Scientists have discovered genes for the two most common eye disorders, nearsightedness and glaucoma.
Nearsightededness, or myopia, is the most common eye disorder in the world. The disease, which makes it difficult to focus on distant objects, is usually diagnosed in childhood and worsens as a person ages.
In the United States alone, experts say, more than $5 billion is spent every year to correct myopia with prescription eyeglasses, contact lenses or laser eye surgery.
One-third of American adults require some sort of corrective lenses for nearsightedness.
But in parts of Asia, upwards of 80 percent of adults are nearsighted, according to Terri Young, an ophthalmologist at Duke University Medical Center in Durham, North Carolina. "Singapore, for instance, is very concerned that they have no military recruits who are non-myopic to fly their fighter pilot military jets. So, for them, they feel it is a military security issue," she said.
Young was part of an international team of researchers that has identified a genetic abnormality that is responsible for myopia.
In a few years, Young says, it is quite likely there will be some sort of gene therapy to correct myopia. "We can reintroduce that gene into the retina by injections at this point, and the retina will take up the healthy gene product and start to produce it and the retina no longer degenerates and the vision improves," she said.
The retina is the light-sensing tissue in the back of the eye that sends signals to the brain which produces a clear image. Young says an estimated two- to three-percent of people with severe myopia are at increased risk of retinal detachment and cataracts.

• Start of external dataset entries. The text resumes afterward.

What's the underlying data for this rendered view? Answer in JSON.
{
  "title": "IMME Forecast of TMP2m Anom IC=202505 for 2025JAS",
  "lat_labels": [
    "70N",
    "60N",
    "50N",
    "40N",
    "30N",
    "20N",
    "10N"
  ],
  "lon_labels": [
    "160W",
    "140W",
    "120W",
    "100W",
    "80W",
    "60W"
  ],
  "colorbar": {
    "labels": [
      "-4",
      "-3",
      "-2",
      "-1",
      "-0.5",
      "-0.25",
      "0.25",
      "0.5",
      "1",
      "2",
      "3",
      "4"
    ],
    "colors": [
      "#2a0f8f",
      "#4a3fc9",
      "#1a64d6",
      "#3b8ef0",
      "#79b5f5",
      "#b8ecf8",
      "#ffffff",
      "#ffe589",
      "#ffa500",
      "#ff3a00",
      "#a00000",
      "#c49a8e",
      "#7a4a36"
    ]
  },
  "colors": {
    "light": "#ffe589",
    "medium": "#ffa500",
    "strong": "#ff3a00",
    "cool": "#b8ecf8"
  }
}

Statistics show that myopia is increasing in the general population, according to Young, who says the percentage of those with serious eye disease is also likely to rise.
She says that is why it is important to develop a treatment for nearsightedness beyond corrective lenses.
In another development holding promise for the treatment of vision problems, researchers at deCODE, a biotechnology firm in Reykjavik, Iceland, have discovered a genetic abnormality that increases the risk of a common form of glaucoma, a leading cause of blindness worldwide..
In a study involving 40,000 subjects, the deCODE researchers found that six percent of people of European descent carry a genetic variant that puts them at risk of a type of the disease known as primary open-angle glaucoma. Just one percent of the Chinese subjects in the study carry the defective gene.
Kari Stefansson, deCODE's founder and senior researcher, says being able to predict who is likely to develop glaucoma could lead to treatment to slow progression of the disease. "You can use this genetic test for this variant to select people who should be screened frequently, who should be followed carefully and who should be treated early," she said.
Studies describing the DNA mutations responsible for nearsightedness and glaucoma are published in the journal Nature Genetics.